Вот так все и свершилось, будто в историях Шахразады: халиф приказал и удалился, а слуги забегали, чтобы исполнить его повеления. Я не видела их суеты, ни матушкиных слез и причитаний, ни сборов, ни сундуков с добром (их я бросила во Франции), ни вытянутой физиономии Абдаллаха, с которым, надо думать, поговорил отец. Я в это время была в Джабале, под дедушкиным крылышком, в оазисе видений и персиковых садов, что цвели в тот год с небывалой щедростью. Но это уже другая песня и другая сказка.

Потом я уехала в Париж, в Сорбонну. Учиться и искать себе мужа, как приказал баба.

Чарующий город Париж! Не красота его пленяет, не роскошь, не память о прошлом, не старые камни, не соблазнительные фантомы витрин, а некая легкость и жизнерадостность, словно мелодия, звенящая в воздухе, то, что создает атмосферу вечного праздника, круговорота событий, движения мысли, трепета чувств. Конечно, теперь я понимаю всю иллюзорность прежних своих ощущений: я видела не реальный город, а мой Париж, явившийся Новым Светом для девочки с месопотамских равнин, древнее и скучнее которых нет места в подлунном мире. Я понимаю это, и все же чувство праздника и новизны не покидает меня, когда я думаю о Париже. Пусть настоящий Париж не таков, каким я видела, каким придумала его, пусть!… Что это, в сущности, меняет? Ровным счетом ничего.

Я расцвела в этом городе. В нем девочка Захра стала Азиз ад-Дин Захрой, арабской принцессой, чуть загадочной, в меру богатой, независимой и элегантной. Нельзя жить в Париже и не стать элегантной женщиной, а у женщины, привлекательной для мужчин, всегда есть какая-то тайна. И у меня она была — мой джабр, мои поиски, мои видения. Я не могла забыть о них, даже если б пожелала — Ахмет, мой молчаливый страж, своим присутствием напоминал об истинной цели моей поездки.

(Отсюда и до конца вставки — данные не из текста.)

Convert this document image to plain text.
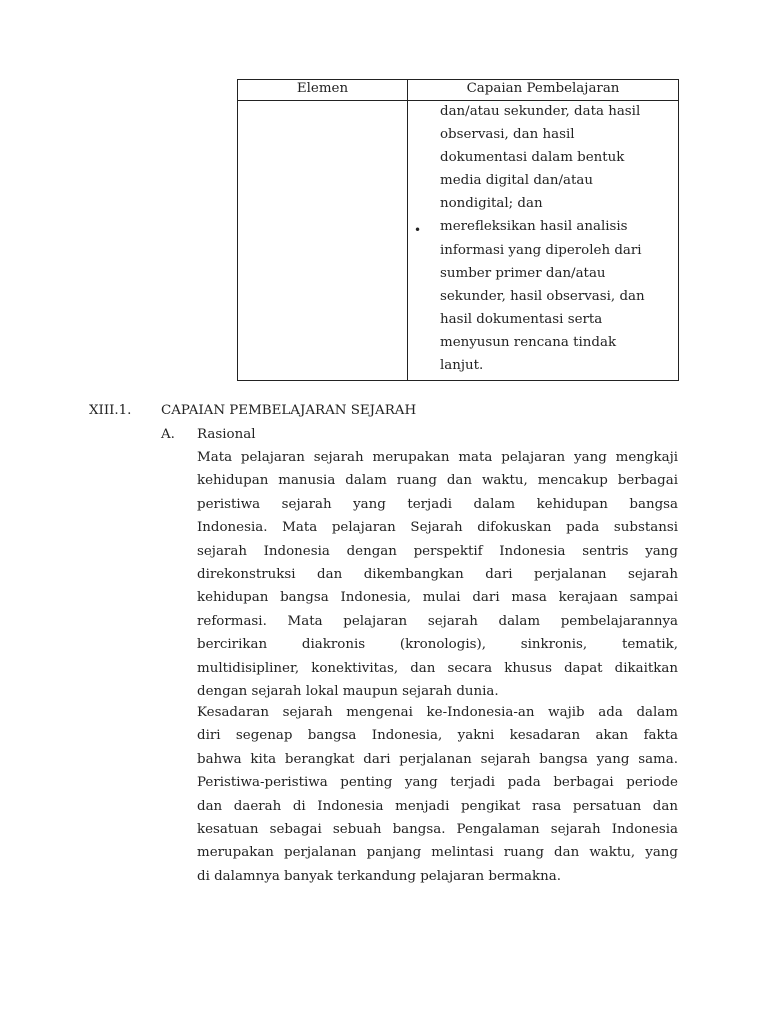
Elemen	Capaian Pembelajaran
•
dan/atau sekunder, data hasil
observasi, dan hasil
dokumentasi dalam bentuk
media digital dan/atau
nondigital; dan
merefleksikan hasil analisis
informasi yang diperoleh dari
sumber primer dan/atau
sekunder, hasil observasi, dan
hasil dokumentasi serta
menyusun rencana tindak
lanjut.
XIII.1. CAPAIAN PEMBELAJARAN SEJARAH
A. Rasional
Mata pelajaran sejarah merupakan mata pelajaran yang mengkaji
kehidupan manusia dalam ruang dan waktu, mencakup berbagai
peristiwa sejarah yang terjadi dalam kehidupan bangsa
Indonesia. Mata pelajaran Sejarah difokuskan pada substansi
sejarah Indonesia dengan perspektif Indonesia sentris yang
direkonstruksi dan dikembangkan dari perjalanan sejarah
kehidupan bangsa Indonesia, mulai dari masa kerajaan sampai
reformasi. Mata pelajaran sejarah dalam pembelajarannya
bercirikan diakronis (kronologis), sinkronis, tematik,
multidisipliner, konektivitas, dan secara khusus dapat dikaitkan
dengan sejarah lokal maupun sejarah dunia.
Kesadaran sejarah mengenai ke-Indonesia-an wajib ada dalam
diri segenap bangsa Indonesia, yakni kesadaran akan fakta
bahwa kita berangkat dari perjalanan sejarah bangsa yang sama.
Peristiwa-peristiwa penting yang terjadi pada berbagai periode
dan daerah di Indonesia menjadi pengikat rasa persatuan dan
kesatuan sebagai sebuah bangsa. Pengalaman sejarah Indonesia
merupakan perjalanan panjang melintasi ruang dan waktu, yang
di dalamnya banyak terkandung pelajaran bermakna.
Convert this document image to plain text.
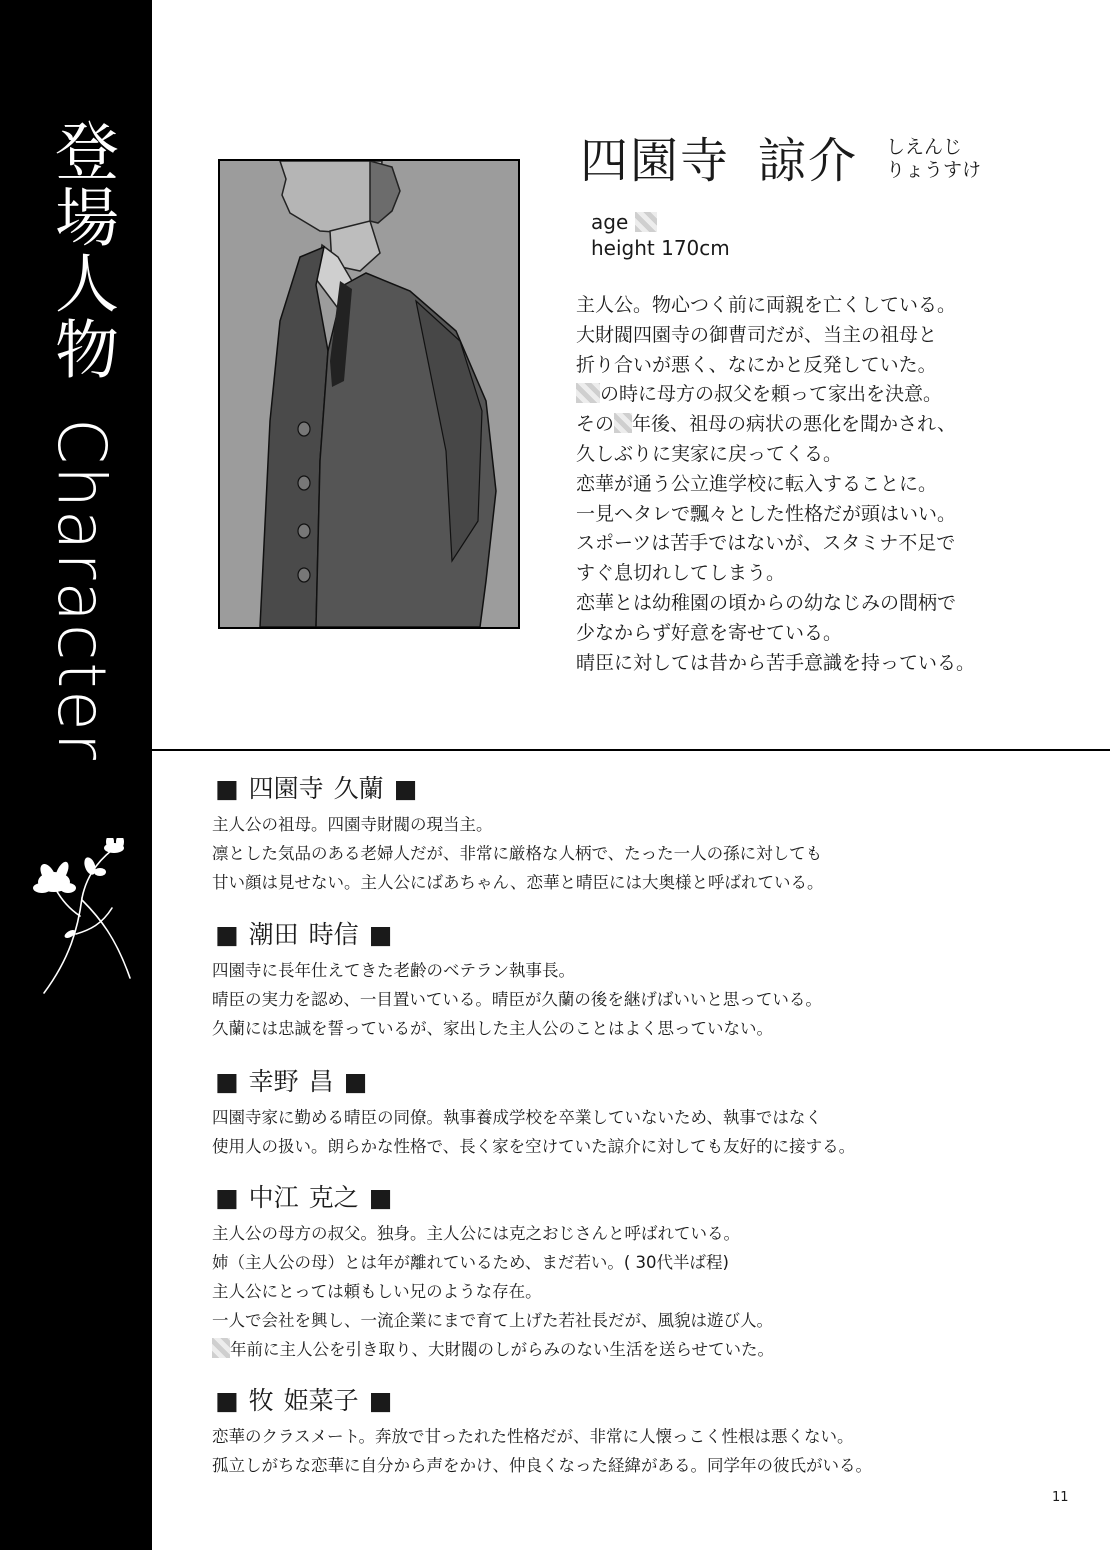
登場人物Character
四園寺 諒介 しえんじ
りょうすけ
age
height 170cm
主人公。物心つく前に両親を亡くしている。
大財閥四園寺の御曹司だが、当主の祖母と
折り合いが悪く、なにかと反発していた。
の時に母方の叔父を頼って家出を決意。
その 年後、祖母の病状の悪化を聞かされ、
久しぶりに実家に戻ってくる。
恋華が通う公立進学校に転入することに。
一見ヘタレで飄々とした性格だが頭はいい。
スポーツは苦手ではないが、スタミナ不足で
すぐ息切れしてしまう。
恋華とは幼稚園の頃からの幼なじみの間柄で
少なからず好意を寄せている。
晴臣に対しては昔から苦手意識を持っている。
■ 四園寺 久蘭 ■
主人公の祖母。四園寺財閥の現当主。
凛とした気品のある老婦人だが、非常に厳格な人柄で、たった一人の孫に対しても
甘い顔は見せない。主人公にばあちゃん、恋華と晴臣には大奥様と呼ばれている。
■ 潮田 時信 ■
四園寺に長年仕えてきた老齢のベテラン執事長。
晴臣の実力を認め、一目置いている。晴臣が久蘭の後を継げばいいと思っている。
久蘭には忠誠を誓っているが、家出した主人公のことはよく思っていない。
■ 幸野 昌 ■
四園寺家に勤める晴臣の同僚。執事養成学校を卒業していないため、執事ではなく
使用人の扱い。朗らかな性格で、長く家を空けていた諒介に対しても友好的に接する。
■ 中江 克之 ■
主人公の母方の叔父。独身。主人公には克之おじさんと呼ばれている。
姉（主人公の母）とは年が離れているため、まだ若い。( 30代半ば程)
主人公にとっては頼もしい兄のような存在。
一人で会社を興し、一流企業にまで育て上げた若社長だが、風貌は遊び人。
年前に主人公を引き取り、大財閥のしがらみのない生活を送らせていた。
■ 牧 姫菜子 ■
恋華のクラスメート。奔放で甘ったれた性格だが、非常に人懐っこく性根は悪くない。
孤立しがちな恋華に自分から声をかけ、仲良くなった経緯がある。同学年の彼氏がいる。
11
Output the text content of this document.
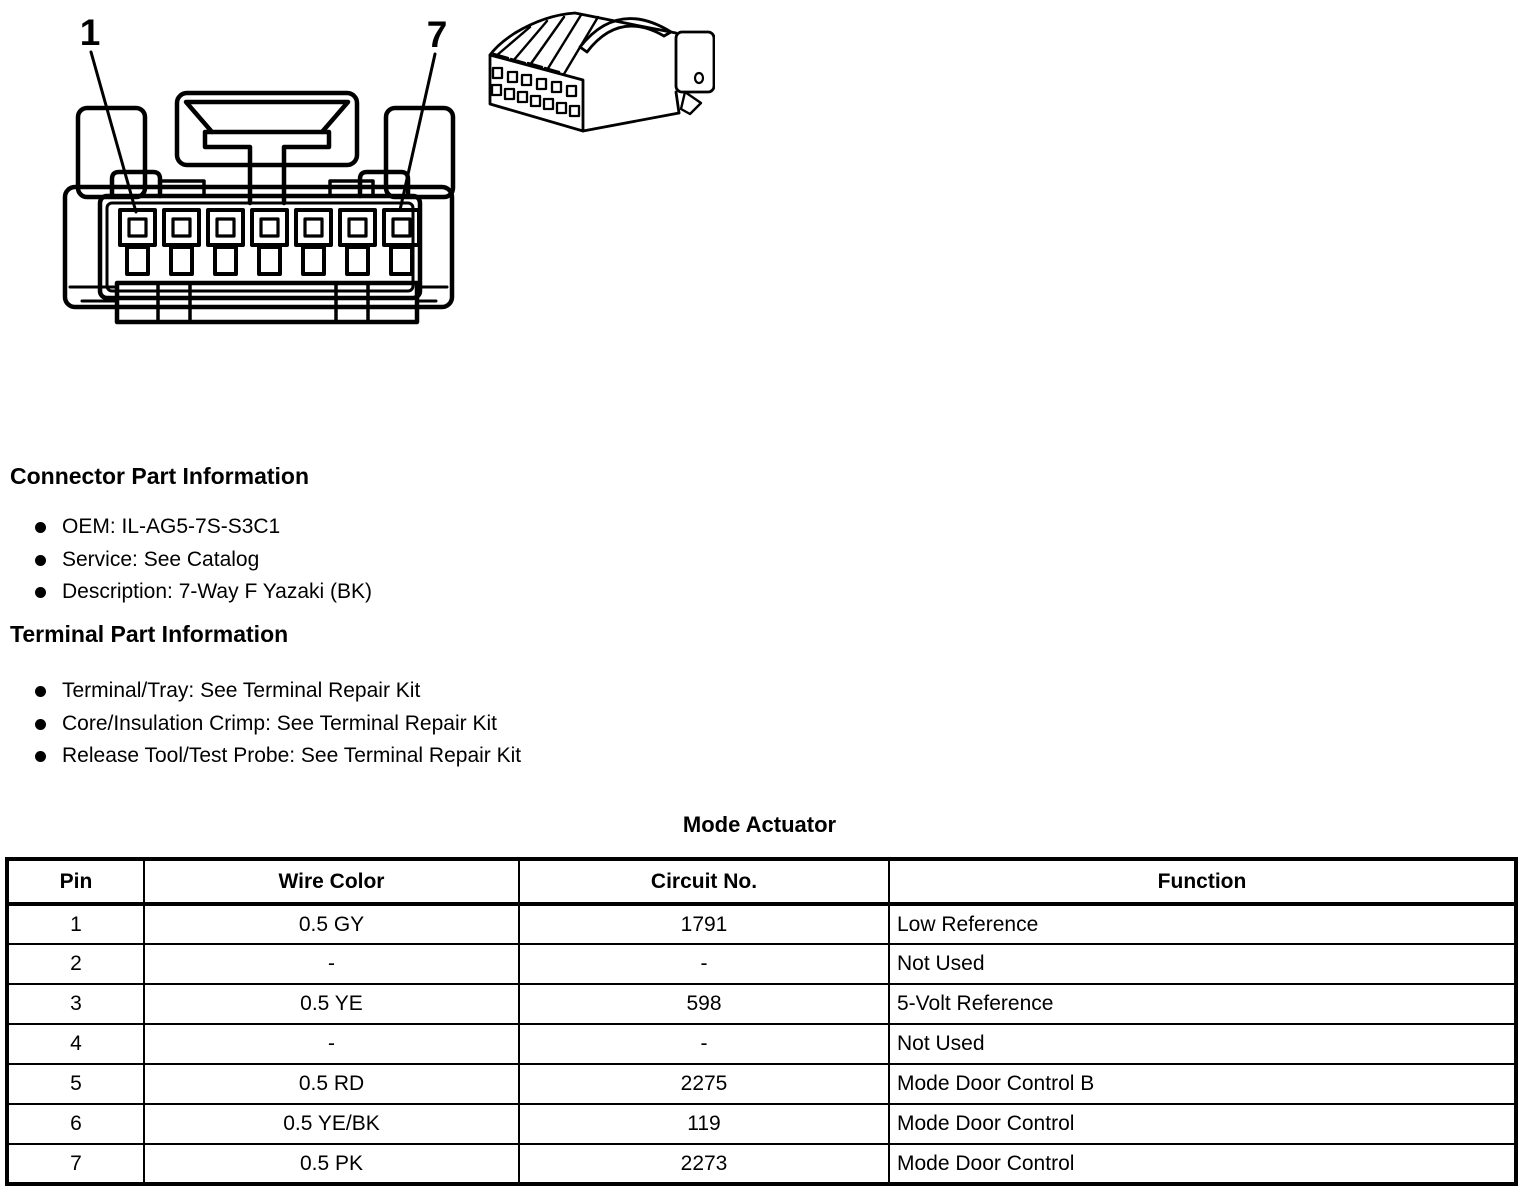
1	7
Connector Part Information
OEM: IL-AG5-7S-S3C1
Service: See Catalog
Description: 7-Way F Yazaki (BK)
Terminal Part Information
Terminal/Tray: See Terminal Repair Kit
Core/Insulation Crimp: See Terminal Repair Kit
Release Tool/Test Probe: See Terminal Repair Kit
Mode Actuator
Pin	Wire Color	Circuit No.	Function
1	0.5 GY	1791	Low Reference
2	-	-	Not Used
3	0.5 YE	598	5-Volt Reference
4	-	-	Not Used
5	0.5 RD	2275	Mode Door Control B
6	0.5 YE/BK	119	Mode Door Control
7	0.5 PK	2273	Mode Door Control
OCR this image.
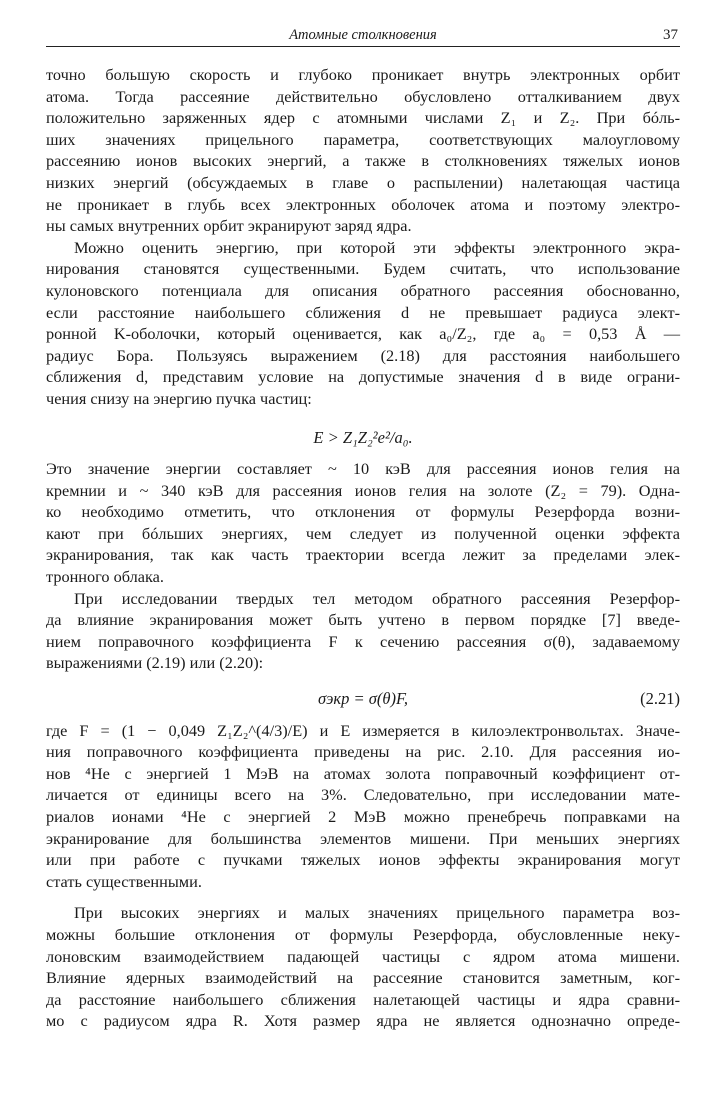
Атомные столкновения	37

точно большую скорость и глубоко проникает внутрь электронных орбит
атома. Тогда рассеяние действительно обусловлено отталкиванием двух
положительно заряженных ядер с атомными числами Z₁ и Z₂. При бóль-
ших значениях прицельного параметра, соответствующих малоугловому
рассеянию ионов высоких энергий, а также в столкновениях тяжелых ионов
низких энергий (обсуждаемых в главе о распылении) налетающая частица
не проникает в глубь всех электронных оболочек атома и поэтому электро-
ны самых внутренних орбит экранируют заряд ядра.

Можно оценить энергию, при которой эти эффекты электронного экра-
нирования становятся существенными. Будем считать, что использование
кулоновского потенциала для описания обратного рассеяния обоснованно,
если расстояние наибольшего сближения d не превышает радиуса элект-
ронной K-оболочки, который оценивается, как a₀/Z₂, где a₀ = 0,53 Å —
радиус Бора. Пользуясь выражением (2.18) для расстояния наибольшего
сближения d, представим условие на допустимые значения d в виде ограни-
чения снизу на энергию пучка частиц:

E > Z₁Z₂²e²/a₀.

Это значение энергии составляет ~ 10 кэВ для рассеяния ионов гелия на
кремнии и ~ 340 кэВ для рассеяния ионов гелия на золоте (Z₂ = 79). Одна-
ко необходимо отметить, что отклонения от формулы Резерфорда возни-
кают при бóльших энергиях, чем следует из полученной оценки эффекта
экранирования, так как часть траектории всегда лежит за пределами элек-
тронного облака.

При исследовании твердых тел методом обратного рассеяния Резерфор-
да влияние экранирования может быть учтено в первом порядке [7] введе-
нием поправочного коэффициента F к сечению рассеяния σ(θ), задаваемому
выражениями (2.19) или (2.20):

σэкр = σ(θ)F,	(2.21)

где F = (1 − 0,049 Z₁Z₂^(4/3)/E) и E измеряется в килоэлектронвольтах. Значе-
ния поправочного коэффициента приведены на рис. 2.10. Для рассеяния ио-
нов ⁴He с энергией 1 МэВ на атомах золота поправочный коэффициент от-
личается от единицы всего на 3%. Следовательно, при исследовании мате-
риалов ионами ⁴He с энергией 2 МэВ можно пренебречь поправками на
экранирование для большинства элементов мишени. При меньших энергиях
или при работе с пучками тяжелых ионов эффекты экранирования могут
стать существенными.

При высоких энергиях и малых значениях прицельного параметра воз-
можны большие отклонения от формулы Резерфорда, обусловленные неку-
лоновским взаимодействием падающей частицы с ядром атома мишени.
Влияние ядерных взаимодействий на рассеяние становится заметным, ког-
да расстояние наибольшего сближения налетающей частицы и ядра сравни-
мо с радиусом ядра R. Хотя размер ядра не является однозначно опреде-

Мы жили с ним мирно; он был ко мне добр и почтителен, и я не сомневалась, что могу положиться на него. На его силу и преданность, спокойствие и разум, на умение отсечь лишнее и посоветовать нужное… Правильно сказал баба: с Ахме-том я была словно гранатовое зернышко, защищенное твердой кожурой, и мне это нравилось. Он не мешал и не слишком стеснял мою свободу; он охранял и берег, ибо в том заключался его собственный джабр. Так текли мои дни и превращались в месяцы, а из них складывались лето, осень, зима и весна, и все это вместе отлетало назад, в прошлое, сезон за сезоном, год за годом. На родине отбушевала война, предсказанная дедом, случились другие события, но все они пролетели мимо, как цвет, облетающий с персиковых деревьев. Я училась; сначала — общей истории, потом — античной, потом писала работу по доисламским культурам Аравии, Сабе и Химйару, у Рене Дюпона, пожилого профессора-ориенталиста. Потом стажировалась в Берлине у доктора Маннерхайма, в Лондоне, Филадельфии и Каире; Каир, знойная и яркая аль-Кахира, понравился мне больше других городов — не потому ли, что был основан моими родичами?…

Храни меня Аллах от греха гордыни… Так ли, иначе, я повидала мир, и всюду Ахмет Салех был рядом. Возможно, не только он, но видела я одного Ахмета. Всегда почтительный и серьезный, он следовал за мною словно тень — грозная тень со стальными мускулами и непроницаемым лицом. Он охранял меня и занимался моими финансами; подыскивал кухарок и служанок, снимал квартиру или номер в отеле, водил автомобиль — если мне не хотелось самой посидеть за рулем — и выполнял сотню других обязанностей, временами загадочных и сокрытых от моих глаз, как лицо уродливой старухи под темной густой паранджой. Я знала, что он каким-то образом наводит справки о всех моих знакомых; во всяком случае, по прошествии нескольких дней мне сообщалась, кто чем дышит, чем занимается, беден или богат, насколько порядочен, имеет ли тайные пороки, к чему стремится и не испытывает ли слабость к состоятельным наследницам. Мсье Дюпон, мой престарелый профессор, был аттестован наилучшим образом и одобрен — как и Фатима, дочь шейха из Объединенных Эмиратов. Она изучала юриспруденцию, но страстно любила искусство во всех его проявлениях — наряды, картины и юных художников. Ей я обязана знакомством с Робером.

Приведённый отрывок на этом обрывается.